La Gran Depresión y la Segunda Guerra Mundial eliminaron el color de la moda y el diseño. Cuando el color se reintrodujo en los hogares y la alta costura en la posguerra, el melocotón era lo más atrevido que se permitía en cuanto a colores vivos y cálidos. Hoy, el melocotón se asocia a otras cosas. Está relacionado con el ánimo y la alegría. La energía que transmite el melocotón no es prepotente, sino que se mantiene en el equilibrio de la diversión.
Esta fruta es originaria de China. Según la leyenda, la Reina Madre del Oeste tenía un jardín en el que los melocotones florecían una vez cada 3000 años y sus frutos hacían inmortales a aquellos que los comían. Tanto el color melocotón como la fruta aparecen representados con frecuencia en obras de arte chinas.
El cuadro del artista flamenco Jan van Eyck, Retrato de Arnolfini (1434), muestra que los melocotones y el color melocotón simbolizan la fertilidad desde hace mucho tiempo, especialmente en las mujeres. Los melocotones de la esquina de este cuadro son muy representativos, casi sugerentes. En la época impresionista, el color melocotón se utilizaba con otros pasteles cálidos para representar la belleza, sin dejar de rendir especial homenaje a la fertilidad.
A medida que la marca Crayola ampliaba su catálogo de colores, uno de los tonos fue objeto de debate en la década de 1960. Antes de la década de 1960 en Estados Unidos, Crayola tenía un lápiz de color melocotón al que llamaban "color carne". Este representaba lo que la marca consideraba el color piel, pero solo referido a la piel de los caucásicos de ascendencia europea.
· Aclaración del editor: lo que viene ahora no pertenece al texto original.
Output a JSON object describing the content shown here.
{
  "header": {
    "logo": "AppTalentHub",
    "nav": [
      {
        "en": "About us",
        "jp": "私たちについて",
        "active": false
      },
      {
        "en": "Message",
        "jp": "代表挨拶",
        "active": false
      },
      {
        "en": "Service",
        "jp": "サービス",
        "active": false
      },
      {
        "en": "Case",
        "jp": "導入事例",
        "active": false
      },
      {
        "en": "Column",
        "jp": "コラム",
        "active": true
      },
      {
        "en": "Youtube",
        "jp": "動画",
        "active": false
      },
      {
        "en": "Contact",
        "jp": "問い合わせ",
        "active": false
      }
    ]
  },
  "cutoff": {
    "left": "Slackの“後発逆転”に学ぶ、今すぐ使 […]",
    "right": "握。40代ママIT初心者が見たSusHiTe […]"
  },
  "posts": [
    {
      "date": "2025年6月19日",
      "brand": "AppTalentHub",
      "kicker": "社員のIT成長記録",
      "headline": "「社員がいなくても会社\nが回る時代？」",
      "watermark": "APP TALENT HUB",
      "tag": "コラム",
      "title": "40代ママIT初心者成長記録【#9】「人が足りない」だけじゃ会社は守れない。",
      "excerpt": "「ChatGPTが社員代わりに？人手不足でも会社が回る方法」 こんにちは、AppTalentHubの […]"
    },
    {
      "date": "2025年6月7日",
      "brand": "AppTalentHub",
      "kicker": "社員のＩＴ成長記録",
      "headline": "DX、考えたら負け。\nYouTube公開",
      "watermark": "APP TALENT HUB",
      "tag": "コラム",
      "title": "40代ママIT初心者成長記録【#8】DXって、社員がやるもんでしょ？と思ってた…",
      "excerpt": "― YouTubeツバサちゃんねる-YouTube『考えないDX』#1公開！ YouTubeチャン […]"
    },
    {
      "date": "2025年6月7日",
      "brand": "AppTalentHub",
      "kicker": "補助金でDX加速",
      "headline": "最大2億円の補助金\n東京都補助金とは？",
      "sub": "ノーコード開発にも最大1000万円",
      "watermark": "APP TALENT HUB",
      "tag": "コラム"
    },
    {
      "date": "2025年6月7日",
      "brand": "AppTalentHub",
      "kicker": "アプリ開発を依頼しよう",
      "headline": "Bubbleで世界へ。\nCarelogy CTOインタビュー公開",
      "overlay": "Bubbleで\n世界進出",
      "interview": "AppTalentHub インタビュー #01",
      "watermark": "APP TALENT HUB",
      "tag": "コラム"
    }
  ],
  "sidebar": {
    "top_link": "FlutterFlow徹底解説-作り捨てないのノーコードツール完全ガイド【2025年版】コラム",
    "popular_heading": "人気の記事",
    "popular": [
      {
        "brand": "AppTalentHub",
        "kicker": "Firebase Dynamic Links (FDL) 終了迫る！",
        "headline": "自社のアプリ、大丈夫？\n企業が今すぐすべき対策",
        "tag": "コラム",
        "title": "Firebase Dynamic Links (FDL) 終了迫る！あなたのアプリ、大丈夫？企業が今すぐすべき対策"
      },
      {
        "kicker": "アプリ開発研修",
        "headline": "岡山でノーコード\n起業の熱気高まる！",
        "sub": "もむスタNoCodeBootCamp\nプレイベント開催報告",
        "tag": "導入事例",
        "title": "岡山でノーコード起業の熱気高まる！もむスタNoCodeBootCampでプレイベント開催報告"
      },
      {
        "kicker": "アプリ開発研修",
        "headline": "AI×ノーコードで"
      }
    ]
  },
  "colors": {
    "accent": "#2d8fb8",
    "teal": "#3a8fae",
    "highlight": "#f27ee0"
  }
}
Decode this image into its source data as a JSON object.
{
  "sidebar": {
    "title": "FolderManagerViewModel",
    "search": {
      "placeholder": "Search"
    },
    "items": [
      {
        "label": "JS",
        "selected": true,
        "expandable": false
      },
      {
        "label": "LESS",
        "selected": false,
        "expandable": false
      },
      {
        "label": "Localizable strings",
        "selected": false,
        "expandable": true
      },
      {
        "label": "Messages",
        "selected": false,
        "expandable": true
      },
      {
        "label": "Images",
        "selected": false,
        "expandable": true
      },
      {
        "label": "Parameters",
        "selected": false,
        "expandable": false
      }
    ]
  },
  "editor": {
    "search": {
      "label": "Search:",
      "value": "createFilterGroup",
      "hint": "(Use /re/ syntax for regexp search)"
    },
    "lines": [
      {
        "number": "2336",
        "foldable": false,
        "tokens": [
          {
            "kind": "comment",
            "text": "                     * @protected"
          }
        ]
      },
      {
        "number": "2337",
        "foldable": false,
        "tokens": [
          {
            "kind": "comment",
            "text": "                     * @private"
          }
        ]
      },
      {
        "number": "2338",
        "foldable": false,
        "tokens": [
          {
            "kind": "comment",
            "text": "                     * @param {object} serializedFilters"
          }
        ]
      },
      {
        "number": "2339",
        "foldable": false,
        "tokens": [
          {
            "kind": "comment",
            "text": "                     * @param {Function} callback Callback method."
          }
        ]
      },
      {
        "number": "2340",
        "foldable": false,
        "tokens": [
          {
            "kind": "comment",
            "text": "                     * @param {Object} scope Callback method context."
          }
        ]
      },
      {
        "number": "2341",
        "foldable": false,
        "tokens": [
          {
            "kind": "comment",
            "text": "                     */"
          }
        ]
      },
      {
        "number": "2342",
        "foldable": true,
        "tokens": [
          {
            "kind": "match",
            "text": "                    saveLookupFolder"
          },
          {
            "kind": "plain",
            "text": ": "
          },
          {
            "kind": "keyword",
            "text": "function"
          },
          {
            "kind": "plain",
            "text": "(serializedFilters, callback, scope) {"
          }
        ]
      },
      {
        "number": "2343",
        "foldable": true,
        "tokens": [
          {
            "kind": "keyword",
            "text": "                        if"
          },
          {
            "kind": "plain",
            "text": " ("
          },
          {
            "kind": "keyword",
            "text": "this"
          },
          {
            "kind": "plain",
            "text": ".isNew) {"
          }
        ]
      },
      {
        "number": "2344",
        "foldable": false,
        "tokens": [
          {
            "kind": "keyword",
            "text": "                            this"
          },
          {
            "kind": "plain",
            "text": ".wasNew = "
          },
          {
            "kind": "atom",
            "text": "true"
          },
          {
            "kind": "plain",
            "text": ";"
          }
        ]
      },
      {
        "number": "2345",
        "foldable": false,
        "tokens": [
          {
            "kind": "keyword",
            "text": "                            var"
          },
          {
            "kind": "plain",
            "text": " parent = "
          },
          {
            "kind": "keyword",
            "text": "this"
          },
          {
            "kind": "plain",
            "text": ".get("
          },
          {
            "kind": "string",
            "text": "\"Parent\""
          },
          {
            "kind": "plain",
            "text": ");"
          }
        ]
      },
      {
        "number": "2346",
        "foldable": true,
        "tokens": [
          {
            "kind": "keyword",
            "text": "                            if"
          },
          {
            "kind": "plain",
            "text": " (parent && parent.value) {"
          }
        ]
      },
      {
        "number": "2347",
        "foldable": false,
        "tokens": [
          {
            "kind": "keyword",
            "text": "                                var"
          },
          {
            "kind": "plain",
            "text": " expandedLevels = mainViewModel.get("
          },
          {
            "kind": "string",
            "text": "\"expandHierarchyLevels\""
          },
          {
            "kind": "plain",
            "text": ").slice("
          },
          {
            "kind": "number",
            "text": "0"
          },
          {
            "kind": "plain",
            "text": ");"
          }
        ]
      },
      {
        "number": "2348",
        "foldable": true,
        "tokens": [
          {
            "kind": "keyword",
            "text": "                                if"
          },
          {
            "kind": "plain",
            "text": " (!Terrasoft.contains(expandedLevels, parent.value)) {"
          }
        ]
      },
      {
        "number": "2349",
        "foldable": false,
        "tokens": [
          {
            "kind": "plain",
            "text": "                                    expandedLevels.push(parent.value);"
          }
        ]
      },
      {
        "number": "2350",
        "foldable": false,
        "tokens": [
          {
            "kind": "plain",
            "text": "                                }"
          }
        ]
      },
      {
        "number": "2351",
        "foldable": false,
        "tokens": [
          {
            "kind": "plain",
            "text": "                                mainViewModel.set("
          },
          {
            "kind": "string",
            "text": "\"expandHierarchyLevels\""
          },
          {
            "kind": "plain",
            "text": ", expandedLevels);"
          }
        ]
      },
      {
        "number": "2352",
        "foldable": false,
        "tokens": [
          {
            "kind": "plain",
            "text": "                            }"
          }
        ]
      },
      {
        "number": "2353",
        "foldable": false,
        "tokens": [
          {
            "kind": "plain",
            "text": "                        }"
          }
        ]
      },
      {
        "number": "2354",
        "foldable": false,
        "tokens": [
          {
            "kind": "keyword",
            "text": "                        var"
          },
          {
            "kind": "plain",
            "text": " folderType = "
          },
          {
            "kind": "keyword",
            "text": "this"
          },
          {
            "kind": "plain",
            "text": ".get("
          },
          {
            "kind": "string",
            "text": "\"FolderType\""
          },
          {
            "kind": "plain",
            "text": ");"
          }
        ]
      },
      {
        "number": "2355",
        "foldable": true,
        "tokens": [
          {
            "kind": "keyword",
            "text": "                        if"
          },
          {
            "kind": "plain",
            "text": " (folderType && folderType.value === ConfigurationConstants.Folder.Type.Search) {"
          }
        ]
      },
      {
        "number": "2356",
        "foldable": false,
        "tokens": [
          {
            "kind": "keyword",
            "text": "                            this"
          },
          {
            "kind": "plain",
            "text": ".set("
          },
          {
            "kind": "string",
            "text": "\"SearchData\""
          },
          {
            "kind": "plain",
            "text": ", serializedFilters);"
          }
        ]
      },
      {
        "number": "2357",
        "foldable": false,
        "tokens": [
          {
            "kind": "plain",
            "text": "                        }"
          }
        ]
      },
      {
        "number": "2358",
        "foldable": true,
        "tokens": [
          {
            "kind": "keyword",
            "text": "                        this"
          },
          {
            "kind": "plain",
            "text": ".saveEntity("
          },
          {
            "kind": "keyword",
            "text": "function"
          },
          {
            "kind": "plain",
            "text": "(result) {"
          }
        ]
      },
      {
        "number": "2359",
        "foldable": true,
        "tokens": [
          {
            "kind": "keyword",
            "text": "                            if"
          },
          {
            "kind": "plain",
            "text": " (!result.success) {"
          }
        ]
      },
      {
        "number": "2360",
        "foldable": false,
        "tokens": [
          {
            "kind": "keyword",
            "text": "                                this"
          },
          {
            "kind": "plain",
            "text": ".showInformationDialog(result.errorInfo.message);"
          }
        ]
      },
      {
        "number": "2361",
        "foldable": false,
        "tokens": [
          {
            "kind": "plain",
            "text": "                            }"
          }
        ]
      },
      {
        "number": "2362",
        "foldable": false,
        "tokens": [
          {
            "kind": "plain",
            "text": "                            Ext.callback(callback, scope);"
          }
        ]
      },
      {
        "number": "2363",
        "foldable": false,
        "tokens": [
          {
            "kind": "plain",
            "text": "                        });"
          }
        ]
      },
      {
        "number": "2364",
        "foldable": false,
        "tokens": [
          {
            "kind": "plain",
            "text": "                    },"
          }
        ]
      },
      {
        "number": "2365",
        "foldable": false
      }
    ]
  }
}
En 1962, en reconocimiento al Movimiento por los Derechos Civiles, la marca cambió el nombre de dicho color por el de melocotón.
El código hexadecimal del melocotón es el #FFE5B4. Este melocotón cálido pero no demasiado vivo es una mezcla perfecta de naranja, amarillo y un poco de rosa que se esconde tras un velo blanco.
En el modelo RGB, el melocotón se puede lograr con 255 de rojo, 229 de verde y 180 de azul. Y en CMYK, con un 0 % de cian, un 9 % de magenta, un 33 % de amarillo y un 0 % de negro.
El melocotón transmite la misma sensación de suavidad que la piel de su fruta homónima.